Quest’ultima tesi poggia le basi su alcune considerazioni difficilmente opinabili: la minuziosità nella descrizione della condotta, 282 il dolo specifico del profitto e l’assoluta assenza di riferimento all’eventuale messa in pericolo del suolo, ovvero della salute umana, unitamente all’assenza di criteri per coordinare la nozione di “ingente quantità” con la natura radioattiva dei rifiuti, da cui discende un aggravamento di pena farebbero propendere per la riconduzione della fattispecie quale mero reato di azione.

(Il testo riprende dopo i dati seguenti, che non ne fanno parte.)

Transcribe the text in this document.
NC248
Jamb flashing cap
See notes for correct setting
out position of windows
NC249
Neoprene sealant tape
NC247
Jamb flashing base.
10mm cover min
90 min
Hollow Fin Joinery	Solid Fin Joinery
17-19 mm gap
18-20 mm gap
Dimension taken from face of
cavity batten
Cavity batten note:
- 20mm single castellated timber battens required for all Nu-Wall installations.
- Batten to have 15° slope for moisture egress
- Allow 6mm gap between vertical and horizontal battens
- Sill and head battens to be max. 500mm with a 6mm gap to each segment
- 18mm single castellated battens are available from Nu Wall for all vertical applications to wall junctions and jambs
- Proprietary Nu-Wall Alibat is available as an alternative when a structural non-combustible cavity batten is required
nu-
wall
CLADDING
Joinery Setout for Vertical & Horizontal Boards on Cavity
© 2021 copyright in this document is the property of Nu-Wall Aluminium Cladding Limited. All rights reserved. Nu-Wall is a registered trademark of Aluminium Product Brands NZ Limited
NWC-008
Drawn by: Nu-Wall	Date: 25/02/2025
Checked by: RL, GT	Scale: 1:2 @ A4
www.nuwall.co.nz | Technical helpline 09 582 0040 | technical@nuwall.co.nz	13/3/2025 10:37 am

In relazione alla finalità specifica che accompagna l’elemento psicologico la condotta paleserebbe una pericolosità di per sé sufficiente a giustificare l’incriminazione nella forma del delitto: specularmente a quanto si registra nell’associazione a delinquere ex art. 416 c.p. dove l’ordine pubblico risulta minacciato dall’accordo finalizzato alla commissione di più delitti da parte di tre persone, nell’art. 260 t.u.a. viene ritenuta sufficientemente pericolosa la condotta di uno o più soggetti che si organizzano, attraverso strutture continuative stabili, per gestire illecitamente una quantità ingente di rifiuti, allo scopo di trarne un ingiusto profitto.